We here at the Jessica Journals enjoy receiving email, and by “we” I mean “me”. I particularly enjoy receiving electronic missives that offer more than a chance to “increase my size”. It nearly goes without saying that, being a self-absorbed artist, I most enjoy receiving fan mail. However, because I am an obscure and unsuccessful self-absorbed artist I have never actually received any fan mail...at least not until now....
I was no little excited when I opened my inbox to discover the following communiqué:
From: Matt Dart
To: Jessica Menn
Subject: From Matt
Hey I dont know you but I was looking at your art and your pritty good, your also pretty yourself you have a neet insight on things as well. Sorry to see that your kerry didnt win, I wasnt voteing for him my self but I think the guys could make a good leader. Well just thought you would like to hear from some one new. Keep drawing.

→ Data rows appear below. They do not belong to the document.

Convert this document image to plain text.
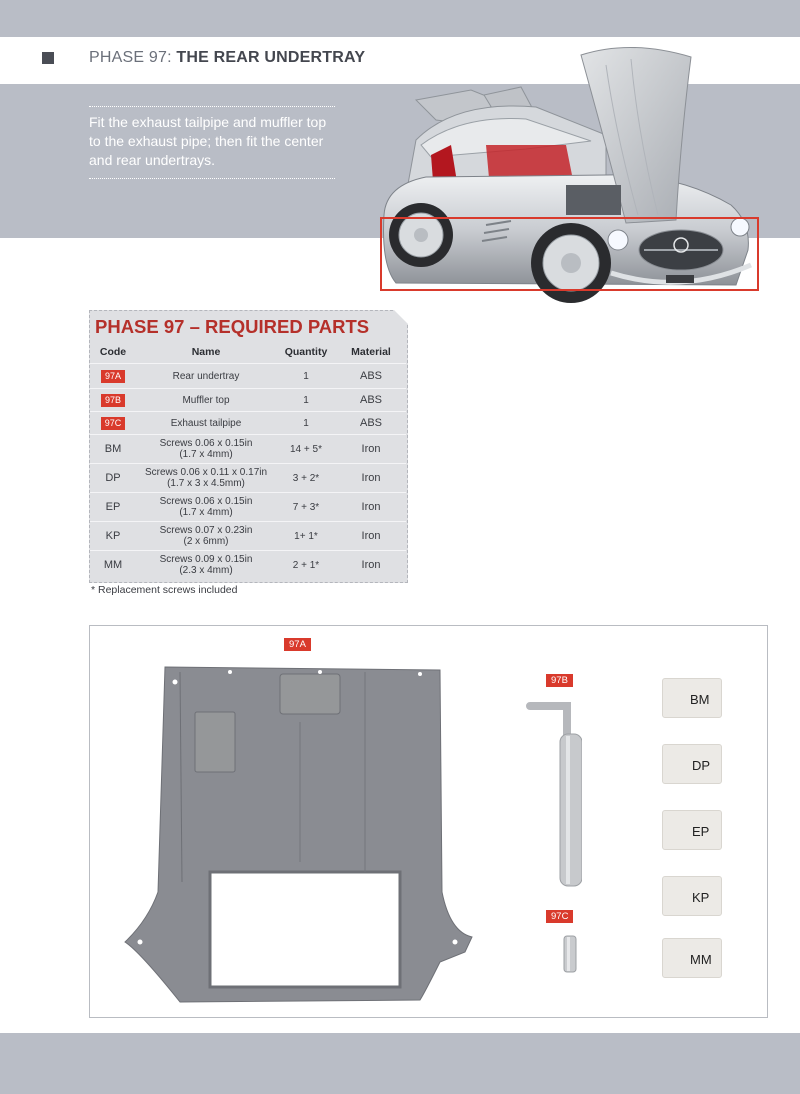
PHASE 97: THE REAR UNDERTRAY
Fit the exhaust tailpipe and muffler top to the exhaust pipe; then fit the center and rear undertrays.
PHASE 97 – REQUIRED PARTS
Code	Name	Quantity	Material
97A	Rear undertray	1	ABS
97B	Muffler top	1	ABS
97C	Exhaust tailpipe	1	ABS
BM	Screws 0.06 x 0.15in
(1.7 x 4mm)	14 + 5*	Iron
DP	Screws 0.06 x 0.11 x 0.17in
(1.7 x 3 x 4.5mm)	3 + 2*	Iron
EP	Screws 0.06 x 0.15in
(1.7 x 4mm)	7 + 3*	Iron
KP	Screws 0.07 x 0.23in
(2 x 6mm)	1+ 1*	Iron
MM	Screws 0.09 x 0.15in
(2.3 x 4mm)	2 + 1*	Iron
* Replacement screws included
97A
97B
97C
BM
DP
EP
KP
MM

...Yes, my very first piece of fan mail. Huzzah!.
Where to begin? I am so honored to have this person as my first non-blood-relation fan. The name “Matt Dart” alone places him in the upper escelons of a category of people occupied by such notable characters as Bruce Wayne, Clark Kent, Sam Spade, and Nick Danger. I can picture him clear as day--a yellow fedora clapped upon his head and his square jaw set as he prepares to face off against the criminal elite of Pit City’s ruthless underworld. Who can stand against the man who wields ivory Indian death knives carved by an acient priest of Kali and imbued with all the power of the netherworld?
Of course, it goes without saying that his charm is nearly irresistable. Oh, I knew I was pretty in a vague sort of way prior to this email, but one compliment from Matt Dart: Private Eye and I was ready to rip off my glasses, let my hair down, and jump into the arms of my studly Professional Hero.

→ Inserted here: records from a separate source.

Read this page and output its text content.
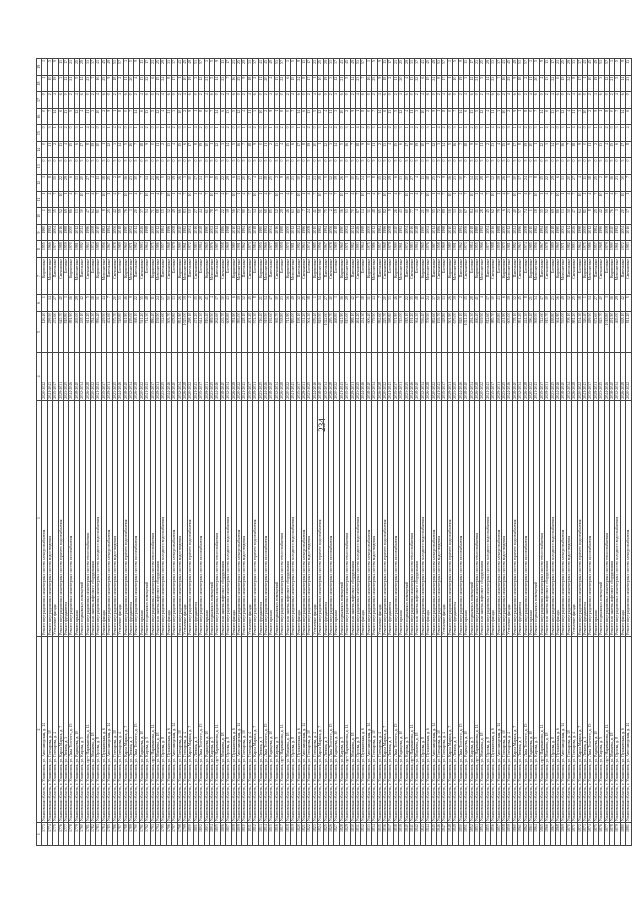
234
1	2	3	4	5	6	7	8	9	10	11	12	13	14	15	16	17	18	19
1773	Ульяновская область, г. Ульяновск, ул. Автозаводская, д. 14	Ремонт внутридомовых инженерных систем электроснабжения	2020-2022	126.40	1	Кирпичные	1955	1980	1	1	1	0	0	0	0	0	1	1
1774	Ульяновская область, г. Ульяновск, ул. Гончарова, д. 10	Ремонт внутридомовых инженерных систем водоотведения	2041-2043	299.50	14	Монолитные	1966	1992	18	4	8	5	11	3	7	2	10	5
1775	Ульяновская область, г. Ульяновск, ул. Гончарова, д. 4	Утепление фасада	2035-2037	472.60	27	Панельные	1977	2004	35	7	15	0	2	1	14	4	19	9
1776	Ульяновская область, г. Ульяновск, ул. Карла Маркса, д. 7	Ремонт внутридомовых инженерных систем горячего водоснабжения	2029-2031	645.70	40	Смешанные	1988	2016	52	10	22	5	13	4	6	6	3	13
1777	Ульяновская область, г. Ульяновск, ул. Ленина, д. 3	Ремонт фундамента	2023-2025	818.80	3	Блочные	1959	1988	69	1	29	0	4	2	13	0	12	17
1778	Ульяновская область, г. Ульяновск, ул. Льва Толстого, д. 15	Ремонт внутридомовых инженерных систем газоснабжения	2044-2046	991.90	16	Кирпичные	1970	2000	86	4	6	5	15	0	5	2	21	21
1779	Ульяновская область, г. Ульяновск, ул. Радищева, д. 10	Ремонт крыши	2038-2040	265.00	29	Монолитные	1981	2012	13	7	13	0	6	3	12	4	5	25
1780	Ульяновская область, г. Ульяновск, ул. Кирова, д. 5	Ремонт подвальных помещений	2032-2034	438.10	42	Панельные	1992	2024	30	10	20	5	17	1	4	6	14	29
1781	Ульяновская область, г. Ульяновск, пр-т Нариманова, д. 14	Ремонт внутридомовых инженерных систем теплоснабжения	2026-2028	611.20	5	Смешанные	1963	1996	47	1	27	0	8	4	11	0	23	33
1782	Ульяновская область, г. Ульяновск, ул. Минаева, д. 18	Ремонт или замена лифтового оборудования	2020-2022	784.30	18	Блочные	1974	2008	64	4	4	5	19	2	3	2	7	37
1783	Ульяновская область, г. Ульяновск, ул. Орлова, д. 8	Ремонт внутридомовых инженерных систем холодного водоснабжения	2041-2043	956.40	31	Кирпичные	1985	2010	81	7	11	0	10	0	10	4	16	41
1784	Ульяновская область, г. Ульяновск, ул. Пушкинская, д. 6	Ремонт фасада	2035-2037	229.50	44	Монолитные	1956	1982	8	10	18	5	1	3	2	6	25	45
1785	Ульяновская область, г. Ульяновск, ул. Автозаводская, д. 14	Ремонт внутридомовых инженерных систем электроснабжения	2029-2031	402.60	7	Панельные	1967	1994	25	1	25	0	12	1	9	0	9	49
1786	Ульяновская область, г. Ульяновск, ул. Гончарова, д. 10	Ремонт внутридомовых инженерных систем водоотведения	2023-2025	575.70	20	Смешанные	1978	2006	42	4	2	5	3	4	1	2	18	53
1787	Ульяновская область, г. Ульяновск, ул. Гончарова, д. 4	Утепление фасада	2044-2046	748.80	33	Блочные	1989	2018	59	7	9	0	14	2	8	4	2	57
1788	Ульяновская область, г. Ульяновск, ул. Карла Маркса, д. 7	Ремонт внутридомовых инженерных систем горячего водоснабжения	2038-2040	921.90	46	Кирпичные	1960	1990	76	10	16	5	5	0	0	6	11	1
1789	Ульяновская область, г. Ульяновск, ул. Ленина, д. 3	Ремонт фундамента	2032-2034	195.00	9	Монолитные	1971	2002	3	1	23	0	16	3	7	0	20	5
1790	Ульяновская область, г. Ульяновск, ул. Льва Толстого, д. 15	Ремонт внутридомовых инженерных систем газоснабжения	2026-2028	368.10	22	Панельные	1982	2014	20	4	30	5	7	1	14	2	4	9
1791	Ульяновская область, г. Ульяновск, ул. Радищева, д. 10	Ремонт крыши	2020-2022	541.20	35	Смешанные	1993	2026	37	7	7	0	18	4	6	4	13	13
1792	Ульяновская область, г. Ульяновск, ул. Кирова, д. 5	Ремонт подвальных помещений	2041-2043	714.30	48	Блочные	1964	1998	54	10	14	5	9	2	13	6	22	17
1793	Ульяновская область, г. Ульяновск, пр-т Нариманова, д. 14	Ремонт внутридомовых инженерных систем теплоснабжения	2035-2037	886.40	11	Кирпичные	1975	2000	71	1	21	0	0	0	5	0	6	21
1794	Ульяновская область, г. Ульяновск, ул. Минаева, д. 18	Ремонт или замена лифтового оборудования	2029-2031	159.50	24	Монолитные	1986	2012	88	4	28	5	11	3	12	2	15	25
1795	Ульяновская область, г. Ульяновск, ул. Орлова, д. 8	Ремонт внутридомовых инженерных систем холодного водоснабжения	2023-2025	332.60	37	Панельные	1957	1984	15	7	5	0	2	1	4	4	24	29
1796	Ульяновская область, г. Ульяновск, ул. Пушкинская, д. 6	Ремонт фасада	2044-2046	505.70	50	Смешанные	1968	1996	32	10	12	5	13	4	11	6	8	33
1797	Ульяновская область, г. Ульяновск, ул. Автозаводская, д. 14	Ремонт внутридомовых инженерных систем электроснабжения	2038-2040	678.80	13	Блочные	1979	2008	49	1	19	0	4	2	3	0	17	37
1798	Ульяновская область, г. Ульяновск, ул. Гончарова, д. 10	Ремонт внутридомовых инженерных систем водоотведения	2032-2034	851.90	26	Кирпичные	1990	2020	66	4	26	5	15	0	10	2	1	41
1799	Ульяновская область, г. Ульяновск, ул. Гончарова, д. 4	Утепление фасада	2026-2028	1025.00	39	Монолитные	1961	1992	83	7	3	0	6	3	2	4	10	45
1800	Ульяновская область, г. Ульяновск, ул. Карла Маркса, д. 7	Ремонт внутридомовых инженерных систем горячего водоснабжения	2020-2022	298.10	2	Панельные	1972	2004	10	10	10	5	17	1	9	6	19	49
1801	Ульяновская область, г. Ульяновск, ул. Ленина, д. 3	Ремонт фундамента	2041-2043	471.20	15	Смешанные	1983	2016	27	1	17	0	8	4	1	0	3	53
1802	Ульяновская область, г. Ульяновск, ул. Льва Толстого, д. 15	Ремонт внутридомовых инженерных систем газоснабжения	2035-2037	644.30	28	Блочные	1994	2028	44	4	24	5	19	2	8	2	12	57
1803	Ульяновская область, г. Ульяновск, ул. Радищева, д. 10	Ремонт крыши	2029-2031	816.40	41	Кирпичные	1965	1990	61	7	1	0	10	0	0	4	21	1
1804	Ульяновская область, г. Ульяновск, ул. Кирова, д. 5	Ремонт подвальных помещений	2023-2025	989.50	4	Монолитные	1976	2002	78	10	8	5	1	3	7	6	5	5
1805	Ульяновская область, г. Ульяновск, пр-т Нариманова, д. 14	Ремонт внутридомовых инженерных систем теплоснабжения	2044-2046	262.60	17	Панельные	1987	2014	5	1	15	0	12	1	14	0	14	9
1806	Ульяновская область, г. Ульяновск, ул. Минаева, д. 18	Ремонт или замена лифтового оборудования	2038-2040	435.70	30	Смешанные	1958	1986	22	4	22	5	3	4	6	2	23	13
1807	Ульяновская область, г. Ульяновск, ул. Орлова, д. 8	Ремонт внутридомовых инженерных систем холодного водоснабжения	2032-2034	608.80	43	Блочные	1969	1998	39	7	29	0	14	2	13	4	7	17
1808	Ульяновская область, г. Ульяновск, ул. Пушкинская, д. 6	Ремонт фасада	2026-2028	781.90	6	Кирпичные	1980	2010	56	10	6	5	5	0	5	6	16	21
1809	Ульяновская область, г. Ульяновск, ул. Автозаводская, д. 14	Ремонт внутридомовых инженерных систем электроснабжения	2020-2022	955.00	19	Монолитные	1991	2022	73	1	13	0	16	3	12	0	25	25
1810	Ульяновская область, г. Ульяновск, ул. Гончарова, д. 10	Ремонт внутридомовых инженерных систем водоотведения	2041-2043	228.10	32	Панельные	1962	1994	90	4	20	5	7	1	4	2	9	29
1811	Ульяновская область, г. Ульяновск, ул. Гончарова, д. 4	Утепление фасада	2035-2037	401.20	45	Смешанные	1973	2006	17	7	27	0	18	4	11	4	18	33
1812	Ульяновская область, г. Ульяновск, ул. Карла Маркса, д. 7	Ремонт внутридомовых инженерных систем горячего водоснабжения	2029-2031	574.30	8	Блочные	1984	2018	34	10	4	5	9	2	3	6	2	37
1813	Ульяновская область, г. Ульяновск, ул. Ленина, д. 3	Ремонт фундамента	2023-2025	746.40	21	Кирпичные	1955	1980	51	1	11	0	0	0	10	0	11	41
1814	Ульяновская область, г. Ульяновск, ул. Льва Толстого, д. 15	Ремонт внутридомовых инженерных систем газоснабжения	2044-2046	919.50	34	Монолитные	1966	1992	68	4	18	5	11	3	2	2	20	45
1815	Ульяновская область, г. Ульяновск, ул. Радищева, д. 10	Ремонт крыши	2038-2040	192.60	47	Панельные	1977	2004	85	7	25	0	2	1	9	4	4	49
1816	Ульяновская область, г. Ульяновск, ул. Кирова, д. 5	Ремонт подвальных помещений	2032-2034	365.70	10	Смешанные	1988	2016	12	10	2	5	13	4	1	6	13	53
1817	Ульяновская область, г. Ульяновск, пр-т Нариманова, д. 14	Ремонт внутридомовых инженерных систем теплоснабжения	2026-2028	538.80	23	Блочные	1959	1988	29	1	9	0	4	2	8	0	22	57
1818	Ульяновская область, г. Ульяновск, ул. Минаева, д. 18	Ремонт или замена лифтового оборудования	2020-2022	711.90	36	Кирпичные	1970	2000	46	4	16	5	15	0	0	2	6	1
1819	Ульяновская область, г. Ульяновск, ул. Орлова, д. 8	Ремонт внутридомовых инженерных систем холодного водоснабжения	2041-2043	885.00	49	Монолитные	1981	2012	63	7	23	0	6	3	7	4	15	5
1820	Ульяновская область, г. Ульяновск, ул. Пушкинская, д. 6	Ремонт фасада	2035-2037	158.10	12	Панельные	1992	2024	80	10	30	5	17	1	14	6	24	9
1821	Ульяновская область, г. Ульяновск, ул. Автозаводская, д. 14	Ремонт внутридомовых инженерных систем электроснабжения	2029-2031	331.20	25	Смешанные	1963	1996	7	1	7	0	8	4	6	0	8	13
1822	Ульяновская область, г. Ульяновск, ул. Гончарова, д. 10	Ремонт внутридомовых инженерных систем водоотведения	2023-2025	504.30	38	Блочные	1974	2008	24	4	14	5	19	2	13	2	17	17
1823	Ульяновская область, г. Ульяновск, ул. Гончарова, д. 4	Утепление фасада	2044-2046	676.40	1	Кирпичные	1985	2010	41	7	21	0	10	0	5	4	1	21
1824	Ульяновская область, г. Ульяновск, ул. Карла Маркса, д. 7	Ремонт внутридомовых инженерных систем горячего водоснабжения	2038-2040	849.50	14	Монолитные	1956	1982	58	10	28	5	1	3	12	6	10	25
1825	Ульяновская область, г. Ульяновск, ул. Ленина, д. 3	Ремонт фундамента	2032-2034	1022.60	27	Панельные	1967	1994	75	1	5	0	12	1	4	0	19	29
1826	Ульяновская область, г. Ульяновск, ул. Льва Толстого, д. 15	Ремонт внутридомовых инженерных систем газоснабжения	2026-2028	295.70	40	Смешанные	1978	2006	2	4	12	5	3	4	11	2	3	33
1827	Ульяновская область, г. Ульяновск, ул. Радищева, д. 10	Ремонт крыши	2020-2022	468.80	3	Блочные	1989	2018	19	7	19	0	14	2	3	4	12	37
1828	Ульяновская область, г. Ульяновск, ул. Кирова, д. 5	Ремонт подвальных помещений	2041-2043	641.90	16	Кирпичные	1960	1990	36	10	26	5	5	0	10	6	21	41
1829	Ульяновская область, г. Ульяновск, пр-т Нариманова, д. 14	Ремонт внутридомовых инженерных систем теплоснабжения	2035-2037	815.00	29	Монолитные	1971	2002	53	1	3	0	16	3	2	0	5	45
1830	Ульяновская область, г. Ульяновск, ул. Минаева, д. 18	Ремонт или замена лифтового оборудования	2029-2031	988.10	42	Панельные	1982	2014	70	4	10	5	7	1	9	2	14	49
1831	Ульяновская область, г. Ульяновск, ул. Орлова, д. 8	Ремонт внутридомовых инженерных систем холодного водоснабжения	2023-2025	261.20	5	Смешанные	1993	2026	87	7	17	0	18	4	1	4	23	53
1832	Ульяновская область, г. Ульяновск, ул. Пушкинская, д. 6	Ремонт фасада	2044-2046	434.30	18	Блочные	1964	1998	14	10	24	5	9	2	8	6	7	57
1833	Ульяновская область, г. Ульяновск, ул. Автозаводская, д. 14	Ремонт внутридомовых инженерных систем электроснабжения	2038-2040	606.40	31	Кирпичные	1975	2000	31	1	1	0	0	0	0	0	16	1
1834	Ульяновская область, г. Ульяновск, ул. Гончарова, д. 10	Ремонт внутридомовых инженерных систем водоотведения	2032-2034	779.50	44	Монолитные	1986	2012	48	4	8	5	11	3	7	2	25	5
1835	Ульяновская область, г. Ульяновск, ул. Гончарова, д. 4	Утепление фасада	2026-2028	952.60	7	Панельные	1957	1984	65	7	15	0	2	1	14	4	9	9
1836	Ульяновская область, г. Ульяновск, ул. Карла Маркса, д. 7	Ремонт внутридомовых инженерных систем горячего водоснабжения	2020-2022	225.70	20	Смешанные	1968	1996	82	10	22	5	13	4	6	6	18	13
1837	Ульяновская область, г. Ульяновск, ул. Ленина, д. 3	Ремонт фундамента	2041-2043	398.80	33	Блочные	1979	2008	9	1	29	0	4	2	13	0	2	17
1838	Ульяновская область, г. Ульяновск, ул. Льва Толстого, д. 15	Ремонт внутридомовых инженерных систем газоснабжения	2035-2037	571.90	46	Кирпичные	1990	2020	26	4	6	5	15	0	5	2	11	21
1839	Ульяновская область, г. Ульяновск, ул. Радищева, д. 10	Ремонт крыши	2029-2031	745.00	9	Монолитные	1961	1992	43	7	13	0	6	3	12	4	20	25
1840	Ульяновская область, г. Ульяновск, ул. Кирова, д. 5	Ремонт подвальных помещений	2023-2025	918.10	22	Панельные	1972	2004	60	10	20	5	17	1	4	6	4	29
1841	Ульяновская область, г. Ульяновск, пр-т Нариманова, д. 14	Ремонт внутридомовых инженерных систем теплоснабжения	2044-2046	191.20	35	Смешанные	1983	2016	77	1	27	0	8	4	11	0	13	33
1842	Ульяновская область, г. Ульяновск, ул. Минаева, д. 18	Ремонт или замена лифтового оборудования	2038-2040	364.30	48	Блочные	1994	2028	4	4	4	5	19	2	3	2	22	37
1843	Ульяновская область, г. Ульяновск, ул. Орлова, д. 8	Ремонт внутридомовых инженерных систем холодного водоснабжения	2032-2034	536.40	11	Кирпичные	1965	1990	21	7	11	0	10	0	10	4	6	41
1844	Ульяновская область, г. Ульяновск, ул. Пушкинская, д. 6	Ремонт фасада	2026-2028	709.50	24	Монолитные	1976	2002	38	10	18	5	1	3	2	6	15	45
1845	Ульяновская область, г. Ульяновск, ул. Автозаводская, д. 14	Ремонт внутридомовых инженерных систем электроснабжения	2020-2022	882.60	37	Панельные	1987	2014	55	1	25	0	12	1	9	0	24	49
1846	Ульяновская область, г. Ульяновск, ул. Гончарова, д. 10	Ремонт внутридомовых инженерных систем водоотведения	2041-2043	155.70	50	Смешанные	1958	1986	72	4	2	5	3	4	1	2	8	53
1847	Ульяновская область, г. Ульяновск, ул. Гончарова, д. 4	Утепление фасада	2035-2037	328.80	13	Блочные	1969	1998	89	7	9	0	14	2	8	4	17	57
1848	Ульяновская область, г. Ульяновск, ул. Карла Маркса, д. 7	Ремонт внутридомовых инженерных систем горячего водоснабжения	2029-2031	501.90	26	Кирпичные	1980	2010	16	10	16	5	5	0	0	6	1	1
1849	Ульяновская область, г. Ульяновск, ул. Ленина, д. 3	Ремонт фундамента	2023-2025	675.00	39	Монолитные	1991	2022	33	1	23	0	16	3	7	0	10	5
1850	Ульяновская область, г. Ульяновск, ул. Льва Толстого, д. 15	Ремонт внутридомовых инженерных систем газоснабжения	2044-2046	848.10	2	Панельные	1962	1994	50	4	30	5	7	1	14	2	19	9
1851	Ульяновская область, г. Ульяновск, ул. Радищева, д. 10	Ремонт крыши	2038-2040	1021.20	15	Смешанные	1973	2006	67	7	7	0	18	4	6	4	3	13
1852	Ульяновская область, г. Ульяновск, ул. Кирова, д. 5	Ремонт подвальных помещений	2032-2034	294.30	28	Блочные	1984	2018	84	10	14	5	9	2	13	6	12	17
1853	Ульяновская область, г. Ульяновск, пр-т Нариманова, д. 14	Ремонт внутридомовых инженерных систем теплоснабжения	2026-2028	466.40	41	Кирпичные	1955	1980	11	1	21	0	0	0	5	0	21	21
1854	Ульяновская область, г. Ульяновск, ул. Минаева, д. 18	Ремонт или замена лифтового оборудования	2020-2022	639.50	4	Монолитные	1966	1992	28	4	28	5	11	3	12	2	5	25
1855	Ульяновская область, г. Ульяновск, ул. Орлова, д. 8	Ремонт внутридомовых инженерных систем холодного водоснабжения	2041-2043	812.60	17	Панельные	1977	2004	45	7	5	0	2	1	4	4	14	29
1856	Ульяновская область, г. Ульяновск, ул. Пушкинская, д. 6	Ремонт фасада	2035-2037	985.70	30	Смешанные	1988	2016	62	10	12	5	13	4	11	6	23	33
1857	Ульяновская область, г. Ульяновск, ул. Автозаводская, д. 14	Ремонт внутридомовых инженерных систем электроснабжения	2029-2031	258.80	43	Блочные	1959	1988	79	1	19	0	4	2	3	0	7	37
1858	Ульяновская область, г. Ульяновск, ул. Гончарова, д. 10	Ремонт внутридомовых инженерных систем водоотведения	2023-2025	431.90	6	Кирпичные	1970	2000	6	4	26	5	15	0	10	2	16	41
1859	Ульяновская область, г. Ульяновск, ул. Гончарова, д. 4	Утепление фасада	2044-2046	605.00	19	Монолитные	1981	2012	23	7	3	0	6	3	2	4	25	45
1860	Ульяновская область, г. Ульяновск, ул. Карла Маркса, д. 7	Ремонт внутридомовых инженерных систем горячего водоснабжения	2038-2040	778.10	32	Панельные	1992	2024	40	10	10	5	17	1	9	6	9	49
1861	Ульяновская область, г. Ульяновск, ул. Ленина, д. 3	Ремонт фундамента	2032-2034	951.20	45	Смешанные	1963	1996	57	1	17	0	8	4	1	0	18	53
1862	Ульяновская область, г. Ульяновск, ул. Льва Толстого, д. 15	Ремонт внутридомовых инженерных систем газоснабжения	2026-2028	224.30	8	Блочные	1974	2008	74	4	24	5	19	2	8	2	2	57
1863	Ульяновская область, г. Ульяновск, ул. Радищева, д. 10	Ремонт крыши	2020-2022	396.40	21	Кирпичные	1985	2010	1	7	1	0	10	0	0	4	11	1
1864	Ульяновская область, г. Ульяновск, ул. Кирова, д. 5	Ремонт подвальных помещений	2041-2043	569.50	34	Монолитные	1956	1982	18	10	8	5	1	3	7	6	20	5
1865	Ульяновская область, г. Ульяновск, пр-т Нариманова, д. 14	Ремонт внутридомовых инженерных систем теплоснабжения	2035-2037	742.60	47	Панельные	1967	1994	35	1	15	0	12	1	14	0	4	9
1866	Ульяновская область, г. Ульяновск, ул. Минаева, д. 18	Ремонт или замена лифтового оборудования	2029-2031	915.70	10	Смешанные	1978	2006	52	4	22	5	3	4	6	2	13	13
1867	Ульяновская область, г. Ульяновск, ул. Орлова, д. 8	Ремонт внутридомовых инженерных систем холодного водоснабжения	2023-2025	188.80	23	Блочные	1989	2018	69	7	29	0	14	2	13	4	22	17
1868	Ульяновская область, г. Ульяновск, ул. Пушкинская, д. 6	Ремонт фасада	2044-2046	361.90	36	Кирпичные	1960	1990	86	10	6	5	5	0	5	6	6	21
1869	Ульяновская область, г. Ульяновск, ул. Автозаводская, д. 14	Ремонт внутридомовых инженерных систем электроснабжения	2038-2040	535.00	49	Монолитные	1971	2002	13	1	13	0	16	3	12	0	15	25
1870	Ульяновская область, г. Ульяновск, ул. Гончарова, д. 10	Ремонт внутридомовых инженерных систем водоотведения	2032-2034	708.10	12	Панельные	1982	2014	30	4	20	5	7	1	4	2	24	29
1871	Ульяновская область, г. Ульяновск, ул. Гончарова, д. 4	Утепление фасада	2026-2028	881.20	25	Смешанные	1993	2026	47	7	27	0	18	4	11	4	8	33
1872	Ульяновская область, г. Ульяновск, ул. Карла Маркса, д. 7	Ремонт внутридомовых инженерных систем горячего водоснабжения	2020-2022	154.30	38	Блочные	1964	1998	64	10	4	5	9	2	3	6	17	37
1873	Ульяновская область, г. Ульяновск, ул. Ленина, д. 3	Ремонт фундамента	2041-2043	326.40	1	Кирпичные	1975	2000	81	1	11	0	0	0	10	0	1	41
1874	Ульяновская область, г. Ульяновск, ул. Льва Толстого, д. 15	Ремонт внутридомовых инженерных систем газоснабжения	2035-2037	499.50	14	Монолитные	1986	2012	8	4	18	5	11	3	2	2	10	45
1875	Ульяновская область, г. Ульяновск, ул. Радищева, д. 10	Ремонт крыши	2029-2031	672.60	27	Панельные	1957	1984	25	7	25	0	2	1	9	4	19	49
1876	Ульяновская область, г. Ульяновск, ул. Кирова, д. 5	Ремонт подвальных помещений	2023-2025	845.70	40	Смешанные	1968	1996	42	10	2	5	13	4	1	6	3	53
1877	Ульяновская область, г. Ульяновск, пр-т Нариманова, д. 14	Ремонт внутридомовых инженерных систем теплоснабжения	2044-2046	1018.80	3	Блочные	1979	2008	59	1	9	0	4	2	8	0	12	57
1878	Ульяновская область, г. Ульяновск, ул. Минаева, д. 18	Ремонт или замена лифтового оборудования	2038-2040	291.90	16	Кирпичные	1990	2020	76	4	16	5	15	0	0	2	21	1
1879	Ульяновская область, г. Ульяновск, ул. Орлова, д. 8	Ремонт внутридомовых инженерных систем холодного водоснабжения	2032-2034	465.00	29	Монолитные	1961	1992	3	7	23	0	6	3	7	4	5	5
1880	Ульяновская область, г. Ульяновск, ул. Пушкинская, д. 6	Ремонт фасада	2026-2028	638.10	42	Панельные	1972	2004	20	10	30	5	17	1	14	6	14	9
1881	Ульяновская область, г. Ульяновск, ул. Автозаводская, д. 14	Ремонт внутридомовых инженерных систем электроснабжения	2020-2022	811.20	5	Смешанные	1983	2016	37	1	7	0	8	4	6	0	23	13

And what can I say about his compassionate spirit? As you all know, I was absolutely heartbroken when George W. Bush won reelection. I had been campaigning quite heavily against Dubya and rooting quite strongly for our illustrious Senator from Massachusetts who is not Ted Kennedy, and Kerry’s defeat was more than I could handle. Even counselling sessions with a sex therapist in Florida couldn’t help me and I was this close to packing it up and moving to Canada when Matt Dart’s words of kindness reached across the vast expanse of cyberspace and, like the warm finger of God, touched the core of my distressed and disheartened spirit, renewing my weary soul.
But, let it not be thought that Matt Dart is simply a man of intense courageous, romance, and compassion, for that would be selling him far short. He is also an individual in possession of a sharp and piercing intelligence. I cannot tell you how rare it is that I receive emails in which all the words are correctly spelled. Most of them are riddled with typoes and spelling errors. Few and far between is the person who knows how to properly spell “pritty”, “neet”, and “voteing”. Matt’s proper use of apostrophes and assorted other puncuation also won him my eternal admiration.
I have been writing professionally since I was fifteen and yet in the space of eight entire years I received not one piece of fan mail. But, now, as I look back upon that time, all of my pain, loneliness and struggles seem unimportant, and I must confess that I am glad I waited for the right kind of man to send me my first fan letter.
So, Matt Dart, this journal entry is for you, and I can only hope I have shown proper honor to your spirit of bravery, your passionate nature, your heart of sympathy, and your keen intellect.